Tuesday, June 26, 2012

No Laughing Matter

IT WAS a long time ago, but unless memory deceives, Max Gillies once had some ability to amuse. Why he lost it, well anyone who saw last night's Q&A would not want for an explanation.

Gillies is married to panelist Louise Adler.

UPDATE: That was a most unfair remark, so apologies from the Billabong to shrews and empty vessels everywhere. And also to Max Gillies, who may yet prove that, in the right house and before the perfect crowd, he can still raise a titter. That audience will be the one at the inevitable variety benefit to save Fairfax and raise awareness of the evil that is Gina Rinehart. And what a constellation of Australian stars those ticket-buying Age readers will get to see. Perhaps to be called Stand Up for Fairfax, can't you just imagine the cavalcade of wits and wags.

Why, our Premier will surely volunteer to serve as master of ceremonies, seeing the evening as an encore opportunity to ingratiate himself with Greens voters, Occupists and other of the Age's current audience. He has been working up his act at the Premier's Literary Awards, where aides assure him there wasn't a straight face in the house when he had finished handing the proceeds of so many revenue-camera fines to writer-practioners of advanced Indigenous victimology, abrasive feminism and innovative sexuality.

Expect Baillieu to introduce as the first act of the night Circus Oz's current harangue about the injustice done to Aborigines. When you're in the mood for jugglers and acrobats, nothing quite beats being lectured about unwashable white guilt. And it is good for the environment, too. At the latest Circus Oz, which also enjoys the taxpayers' sponsorship courtesy of Mr Baillieu's hobby portfolio as Minister for the Arts, the house has been half empty after intermission, thus staggering the departing crowd and easing the burden on our public transport system.

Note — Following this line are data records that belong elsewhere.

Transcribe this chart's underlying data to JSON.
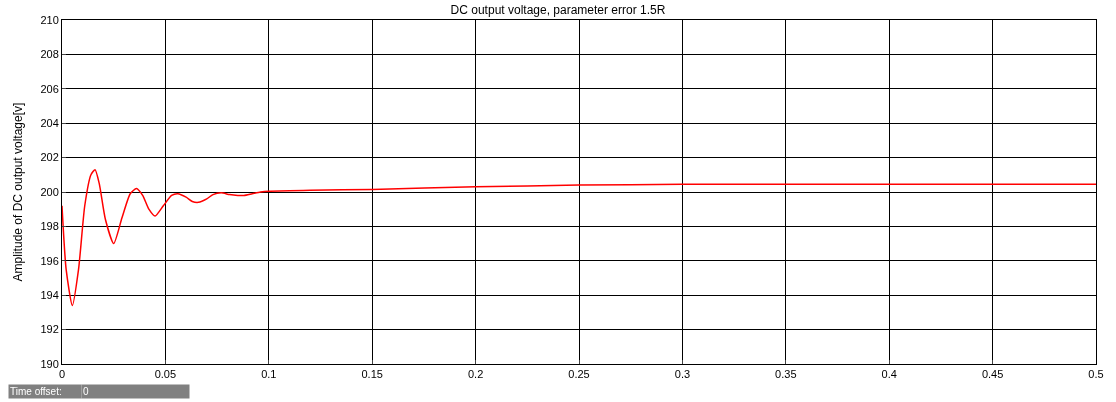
{
  "chart_data": {
    "type": "line",
    "title": "DC output voltage, parameter error 1.5R",
    "ylabel": "Amplitude of DC output voltage[v]",
    "x": [
      0,
      0.002,
      0.005,
      0.008,
      0.011,
      0.014,
      0.016,
      0.018,
      0.021,
      0.025,
      0.029,
      0.033,
      0.036,
      0.039,
      0.042,
      0.045,
      0.049,
      0.053,
      0.056,
      0.06,
      0.063,
      0.066,
      0.07,
      0.073,
      0.077,
      0.081,
      0.085,
      0.088,
      0.092,
      0.096,
      0.1,
      0.12,
      0.15,
      0.2,
      0.25,
      0.3,
      0.35,
      0.4,
      0.45,
      0.5
    ],
    "series": [
      {
        "color": "#ff0000",
        "values": [
          199.2,
          195.5,
          193.4,
          195.5,
          199.2,
          201.0,
          201.3,
          200.5,
          198.4,
          197.0,
          198.5,
          199.9,
          200.2,
          199.8,
          199.0,
          198.6,
          199.2,
          199.8,
          199.9,
          199.7,
          199.45,
          199.4,
          199.6,
          199.85,
          199.95,
          199.85,
          199.8,
          199.8,
          199.9,
          200.0,
          200.05,
          200.1,
          200.15,
          200.3,
          200.4,
          200.45,
          200.45,
          200.45,
          200.45,
          200.45
        ]
      }
    ],
    "xlim": [
      0,
      0.5
    ],
    "xticks": [
      0,
      0.05,
      0.1,
      0.15,
      0.2,
      0.25,
      0.3,
      0.35,
      0.4,
      0.45,
      0.5
    ],
    "ylim": [
      190,
      210
    ],
    "yticks": [
      190,
      192,
      194,
      196,
      198,
      200,
      202,
      204,
      206,
      208,
      210
    ],
    "grid": true,
    "marker": "none",
    "line_style": "solid",
    "annotations": [
      "Time offset:",
      "0"
    ]
  }
}
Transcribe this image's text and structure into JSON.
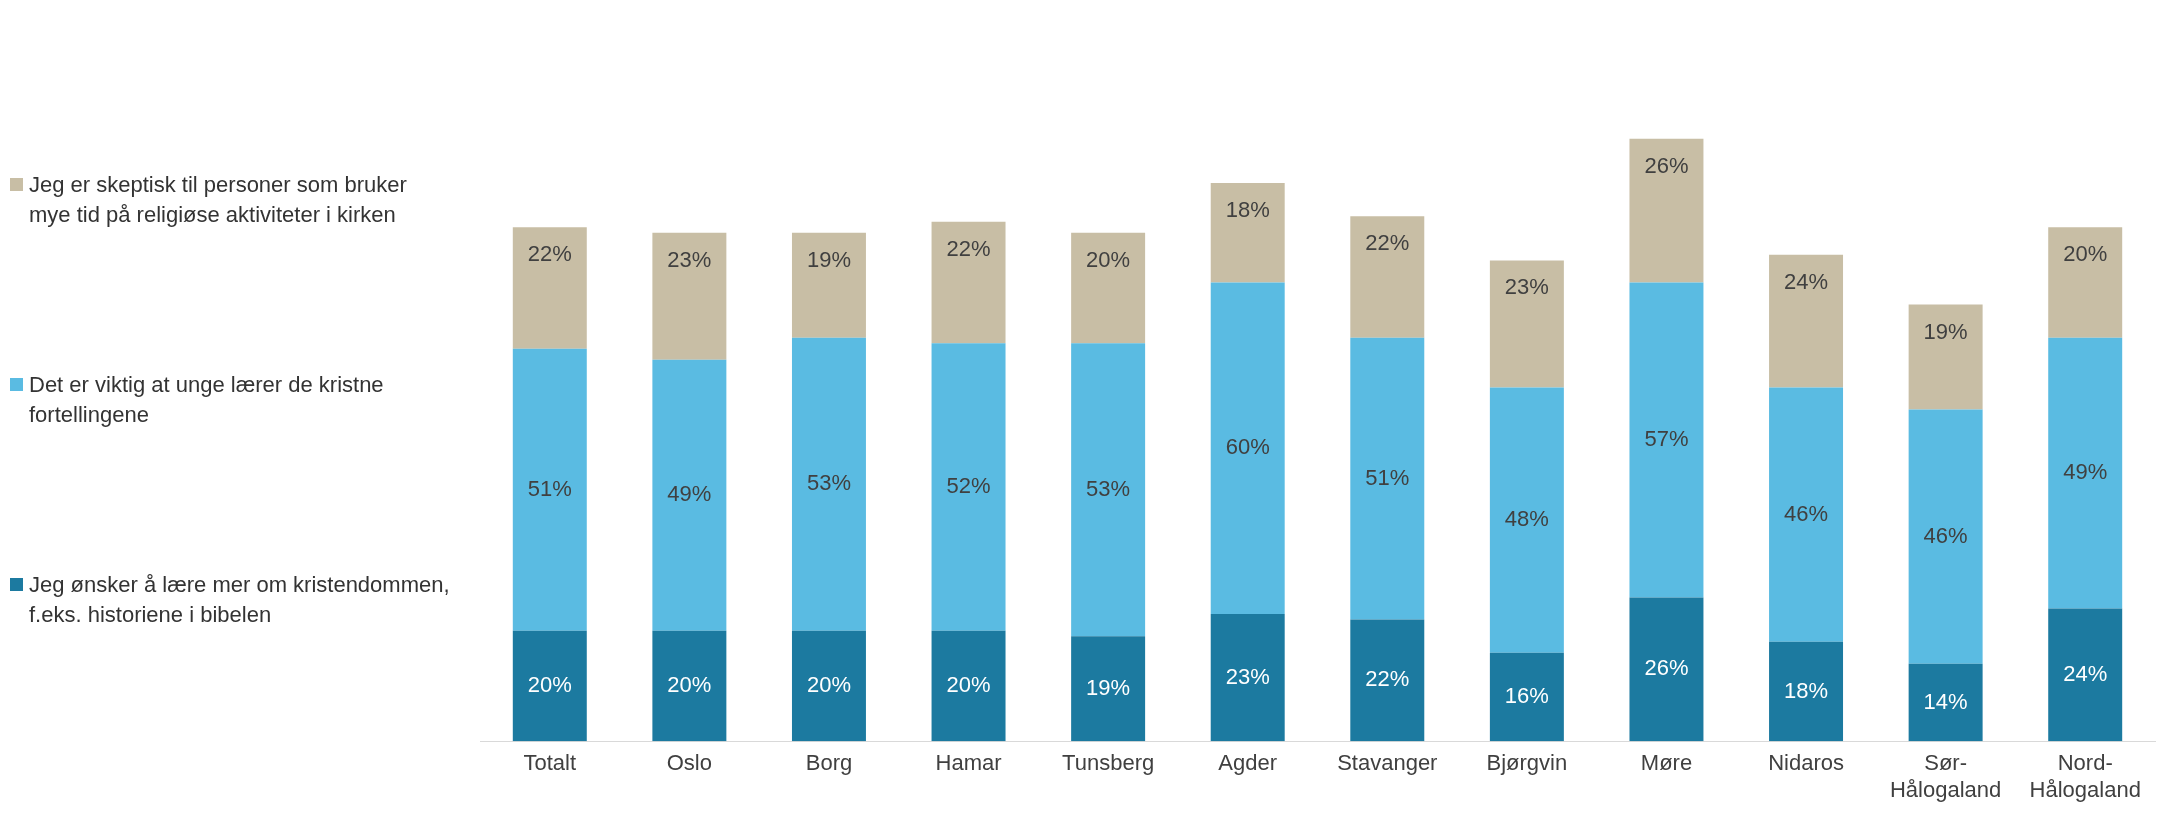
{
  "chart_data": {
    "type": "bar",
    "stacked": true,
    "legend": "left",
    "grid": false,
    "tick_labels": "x",
    "categories": [
      "Totalt",
      "Oslo",
      "Borg",
      "Hamar",
      "Tunsberg",
      "Agder",
      "Stavanger",
      "Bjørgvin",
      "Møre",
      "Nidaros",
      "Sør-Hålogaland",
      "Nord-Hålogaland"
    ],
    "series": [
      {
        "name": "Jeg ønsker å lære mer om kristendommen, f.eks. historiene i bibelen",
        "color": "#1c7aa0",
        "values": [
          20,
          20,
          20,
          20,
          19,
          23,
          22,
          16,
          26,
          18,
          14,
          24
        ],
        "value_labels": [
          "20%",
          "20%",
          "20%",
          "20%",
          "19%",
          "23%",
          "22%",
          "16%",
          "26%",
          "18%",
          "14%",
          "24%"
        ]
      },
      {
        "name": "Det er viktig at unge lærer de kristne fortellingene",
        "color": "#5abbe2",
        "values": [
          51,
          49,
          53,
          52,
          53,
          60,
          51,
          48,
          57,
          46,
          46,
          49
        ],
        "value_labels": [
          "51%",
          "49%",
          "53%",
          "52%",
          "53%",
          "60%",
          "51%",
          "48%",
          "57%",
          "46%",
          "46%",
          "49%"
        ]
      },
      {
        "name": "Jeg er skeptisk til personer som bruker mye tid på religiøse aktiviteter i kirken",
        "color": "#c8bea5",
        "values": [
          22,
          23,
          19,
          22,
          20,
          18,
          22,
          23,
          26,
          24,
          19,
          20
        ],
        "value_labels": [
          "22%",
          "23%",
          "19%",
          "22%",
          "20%",
          "18%",
          "22%",
          "23%",
          "26%",
          "24%",
          "19%",
          "20%"
        ]
      }
    ]
  }
}
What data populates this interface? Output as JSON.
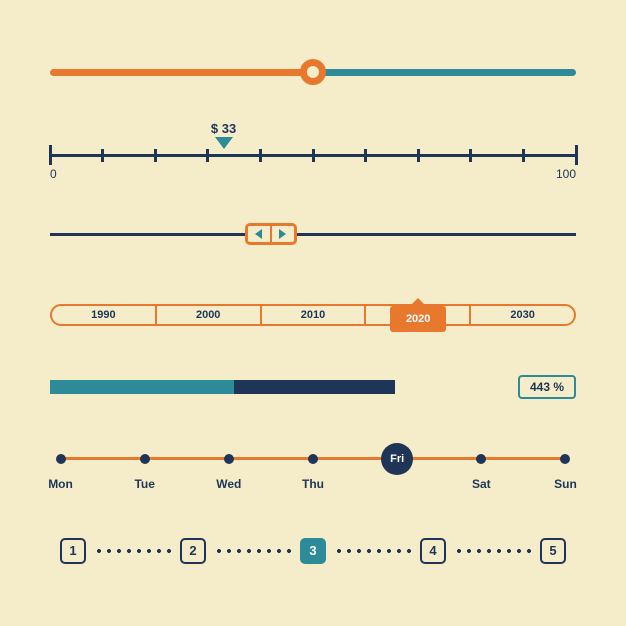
{
  "colors": {
    "bg": "#f5edc9",
    "orange": "#e8782e",
    "teal": "#2d8a99",
    "navy": "#1e3557",
    "white": "#ffffff"
  },
  "slider1": {
    "position_pct": 50,
    "left_color": "#e8782e",
    "right_color": "#2d8a99",
    "ring_color": "#e8782e"
  },
  "slider2": {
    "min": 0,
    "max": 100,
    "value": 33,
    "label": "$ 33",
    "line_color": "#1e3557",
    "pointer_color": "#2d8a99",
    "text_color": "#1e3557",
    "tick_count": 11
  },
  "slider3": {
    "line_color": "#1e3557",
    "box_border": "#e8782e",
    "arrow_color": "#2d8a99",
    "position_pct": 42
  },
  "slider4": {
    "years": [
      "1990",
      "2000",
      "2010",
      "2020",
      "2030"
    ],
    "active_index": 3,
    "pill_border": "#e8782e",
    "text_color": "#1e3557",
    "marker_color": "#e8782e"
  },
  "slider5": {
    "fill1_pct": 40,
    "fill2_pct": 35,
    "fill1_color": "#2d8a99",
    "fill2_color": "#1e3557",
    "value": "443 %",
    "badge_border": "#2d8a99",
    "badge_text": "#1e3557"
  },
  "slider6": {
    "days": [
      "Mon",
      "Tue",
      "Wed",
      "Thu",
      "Fri",
      "Sat",
      "Sun"
    ],
    "active_index": 4,
    "line_color": "#e8782e",
    "dot_color": "#1e3557",
    "active_bg": "#1e3557",
    "text_color": "#1e3557"
  },
  "slider7": {
    "pages": [
      "1",
      "2",
      "3",
      "4",
      "5"
    ],
    "active_index": 2,
    "box_border": "#1e3557",
    "text_color": "#1e3557",
    "active_bg": "#2d8a99",
    "active_border": "#2d8a99",
    "dot_color": "#1e3557"
  }
}
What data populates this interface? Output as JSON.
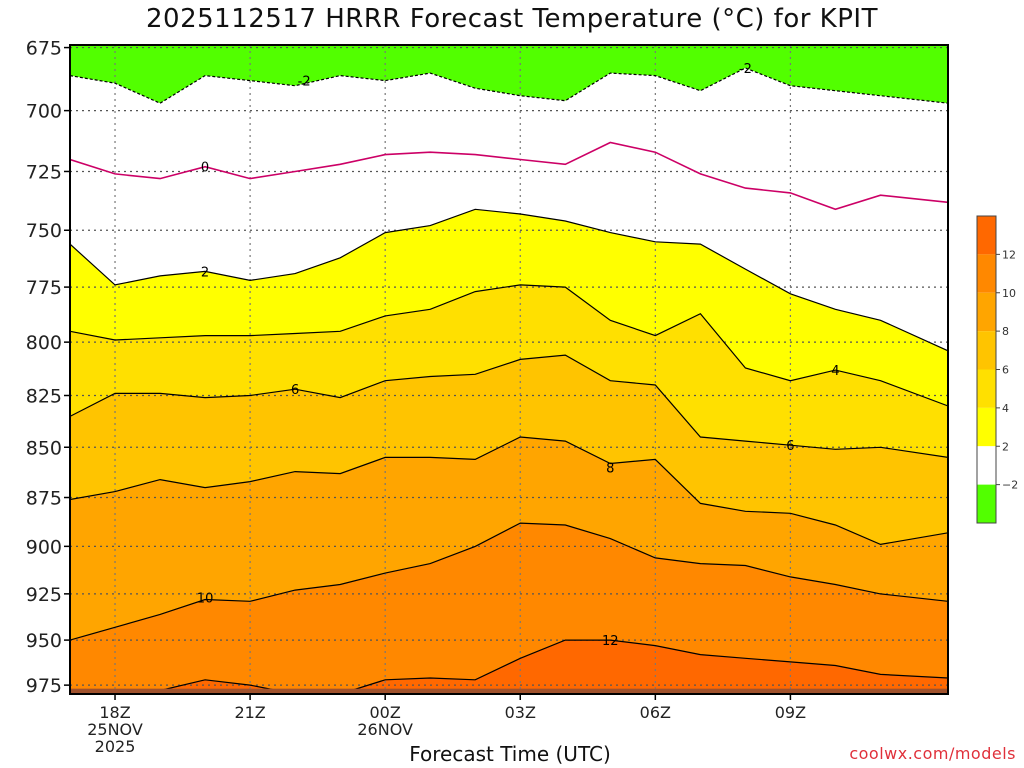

And who else would we be likely to see? Rod Quantock, of course, and perhaps Catherine Deveny too. Now that Paul Ramadge, the editor who sacked her has himself been sacked., the Disabilities Ambassador will tap that rich vein of humour to be found in the spaz jokes her caring and exquisitely  compassionate audiences so love and enjoy.

Into his heady mix, inject Andrew Jaspan in his little car and giant shoes, plus an apparent drag act that will, to the embarrassment of some, turn out to be Michelle Grattan.

Visiting from his Fairfax-paid digs in Washington, Paul McGeough and his activist spouse will lead the audience in a chorus of those peculiar ululations so popular at suicide bomber funerals, after which  expect a door prize for the first person to spot a wolfish Zionist. As Leunig's most celebrated cartoon -- celebrated by the Iranians, no less -- significantly diminished readership in East St Kilda and Caulfield, expect to find very few sons of Abraham in such an assembly of Age readers. Funny how some folks just don't get that Auschwitz humour.

And finally, in a burst of song, anticipate the Age's 93 full-time environmental reporters joining as one to bid the night adieu in massed chorus.

The Murray's dry
We're about to die
So goodnight all
Farewell, goodbye

They say Adam Morton is a wonderful tenor.